The problem in question asks for $$ \sum_{n\le x} \prod_{j=1}^{k} (1-\mu(n+j)^2) $$ and expanding out the product we get that this is $$ \sum_{n\le x} \sum_{K \subset \{1,\ldots, k\}} (-1)^{|K|} \prod_{j\in K} \mu(n+j)^2, $$ which by Mirsky's result is $$ \sim x \sum_{K\subset \{1,\ldots, k\}} (-1)^{|K|} C_0(K) \sim C(k) x, $$ for a suitable constant $C(k)$.

As noted in my comment it is now easy to see that $$ C(2) = 1- 2 \frac{6}{\pi^2} + C_0(\{1,2\}) = 1-\frac{12}{\pi^2}+ \prod_p \Big(1-\frac{2}{p^2}\Big). $$ Further $$ C(3) =1-\frac{18}{\pi^2} + 3 \prod_{p} \Big(1-\frac{2}{p^2} \Big) - \prod_p \Big(1-\frac{3}{p^2}\Big); $$ $$ C(4)=1-\frac{24}{\pi^2}+6\prod_p \Big(1-\frac{2}{p^2}\Big) -4\prod_p\Big(1-\frac{3}{p^2}\Big). $$ From $C(5)$ on, things will be more messy.

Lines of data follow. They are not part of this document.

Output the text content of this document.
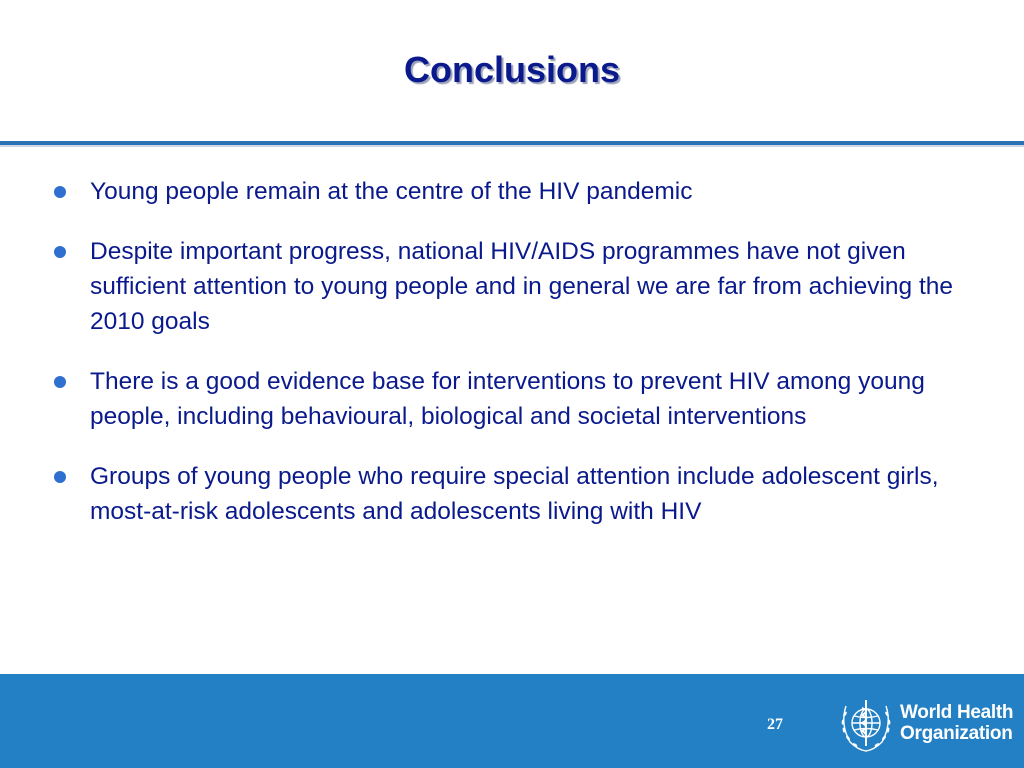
Conclusions
Young people remain at the centre of the HIV pandemic
Despite important progress, national HIV/AIDS programmes have not given sufficient attention to young people and in general we are far from achieving the 2010 goals
There is a good evidence base for interventions to prevent HIV among young people, including behavioural, biological and societal interventions
Groups of young people who require special attention include adolescent girls, most-at-risk adolescents and adolescents living with HIV
27
World Health
Organization
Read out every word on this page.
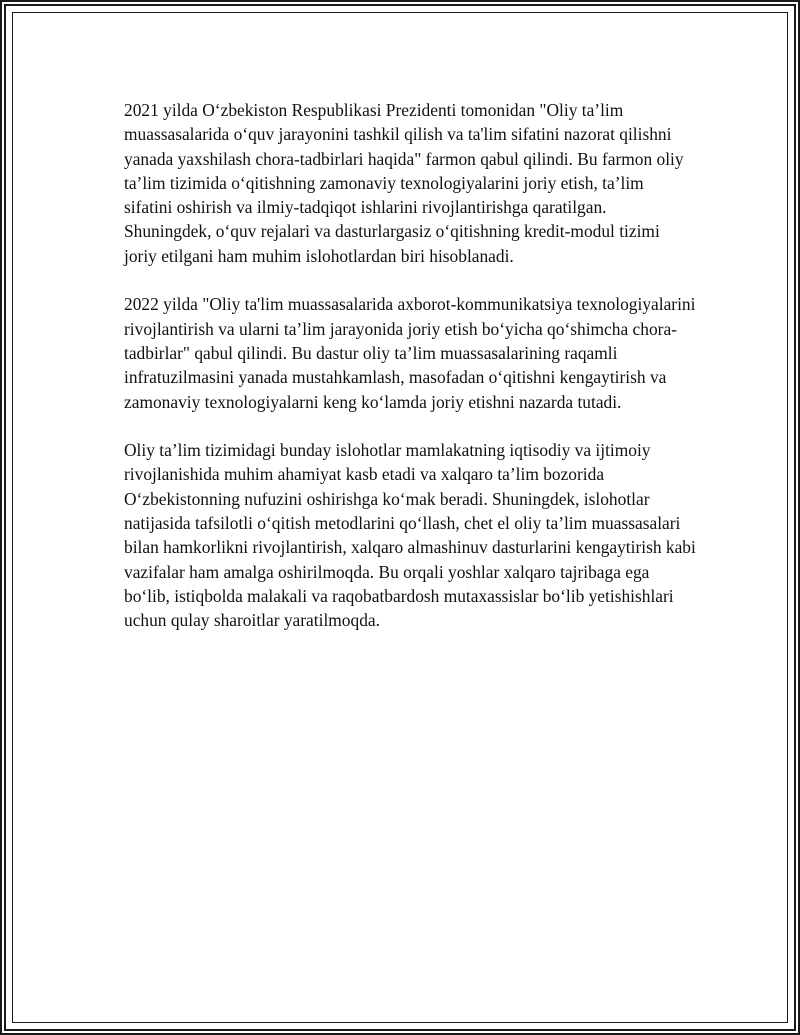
2021 yilda O‘zbekiston Respublikasi Prezidenti tomonidan "Oliy ta’lim muassasalarida o‘quv jarayonini tashkil qilish va ta'lim sifatini nazorat qilishni yanada yaxshilash chora-tadbirlari haqida" farmon qabul qilindi. Bu farmon oliy ta’lim tizimida o‘qitishning zamonaviy texnologiyalarini joriy etish, ta’lim sifatini oshirish va ilmiy-tadqiqot ishlarini rivojlantirishga qaratilgan. Shuningdek, o‘quv rejalari va dasturlargasiz o‘qitishning kredit-modul tizimi joriy etilgani ham muhim islohotlardan biri hisoblanadi.

2022 yilda "Oliy ta'lim muassasalarida axborot-kommunikatsiya texnologiyalarini rivojlantirish va ularni ta’lim jarayonida joriy etish bo‘yicha qo‘shimcha chora-tadbirlar" qabul qilindi. Bu dastur oliy ta’lim muassasalarining raqamli infratuzilmasini yanada mustahkamlash, masofadan o‘qitishni kengaytirish va zamonaviy texnologiyalarni keng ko‘lamda joriy etishni nazarda tutadi.

Oliy ta’lim tizimidagi bunday islohotlar mamlakatning iqtisodiy va ijtimoiy rivojlanishida muhim ahamiyat kasb etadi va xalqaro ta’lim bozorida O‘zbekistonning nufuzini oshirishga ko‘mak beradi. Shuningdek, islohotlar natijasida tafsilotli o‘qitish metodlarini qo‘llash, chet el oliy ta’lim muassasalari bilan hamkorlikni rivojlantirish, xalqaro almashinuv dasturlarini kengaytirish kabi vazifalar ham amalga oshirilmoqda. Bu orqali yoshlar xalqaro tajribaga ega bo‘lib, istiqbolda malakali va raqobatbardosh mutaxassislar bo‘lib yetishishlari uchun qulay sharoitlar yaratilmoqda.
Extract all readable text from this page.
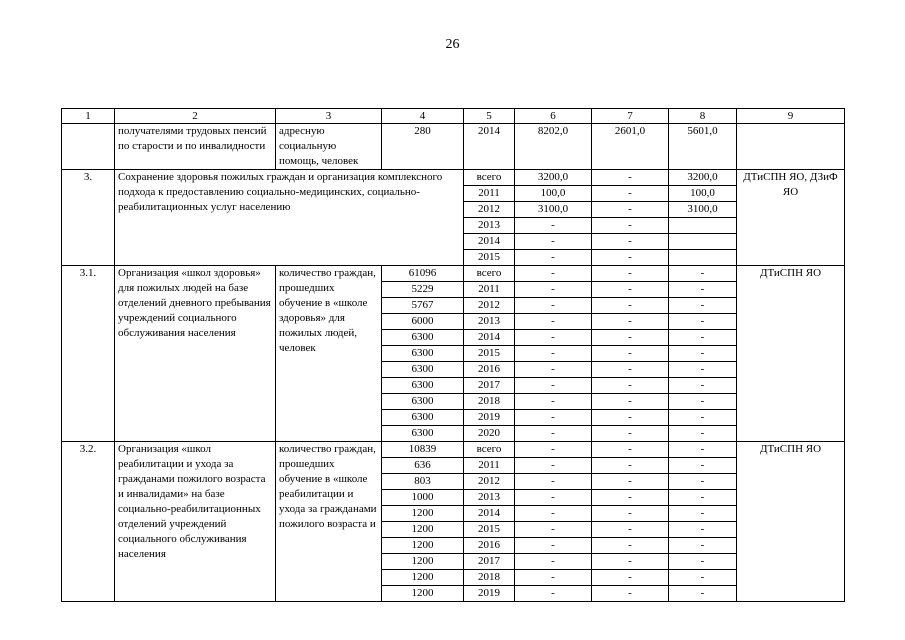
26
1	2	3	4	5	6	7	8	9
	получателями трудовых пенсий по старости и по инвалидности	адресную социальную помощь, человек	280	2014	8202,0	2601,0	5601,0	
3.	Сохранение здоровья пожилых граждан и организация комплексного подхода к предоставлению социально-медицинских, социально-реабилитационных услуг населению			всего	3200,0	-	3200,0	ДТиСПН ЯО, ДЗиФ ЯО
				2011	100,0	-	100,0	
				2012	3100,0	-	3100,0	
				2013	-	-		
				2014	-	-		
				2015	-	-		
3.1.	Организация «школ здоровья» для пожилых людей на базе отделений дневного пребывания учреждений социального обслуживания населения	количество граждан, прошедших обучение в «школе здоровья» для пожилых людей, человек	61096	всего	-	-	-	ДТиСПН ЯО
			5229	2011	-	-	-	
			5767	2012	-	-	-	
			6000	2013	-	-	-	
			6300	2014	-	-	-	
			6300	2015	-	-	-	
			6300	2016	-	-	-	
			6300	2017	-	-	-	
			6300	2018	-	-	-	
			6300	2019	-	-	-	
			6300	2020	-	-	-	
3.2.	Организация «школ реабилитации и ухода за гражданами пожилого возраста и инвалидами» на базе социально-реабилитационных отделений учреждений социального обслуживания населения	количество граждан, прошедших обучение в «школе реабилитации и ухода за гражданами пожилого возраста и	10839	всего	-	-	-	ДТиСПН ЯО
			636	2011	-	-	-	
			803	2012	-	-	-	
			1000	2013	-	-	-	
			1200	2014	-	-	-	
			1200	2015	-	-	-	
			1200	2016	-	-	-	
			1200	2017	-	-	-	
			1200	2018	-	-	-	
			1200	2019	-	-	-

Added: In my comment to the question I noted that $C(k)$ seems to decay like $k^{-(c+o(1))k}$ for large $k$ and this is in keeping with the $\log n/\log \log n$ behavior in the related question on long gaps between square-free numbers. In this context, I recently came across a paper by Geoffrey Grimmett which proves that $C(k)=k^{-(6/\pi^2+o(1))k}$ as $k \to \infty$. The paper appeared in Math. Proc. Camb. Phil. Soc. in 1997, and the link is to a preprint from the author's homepage.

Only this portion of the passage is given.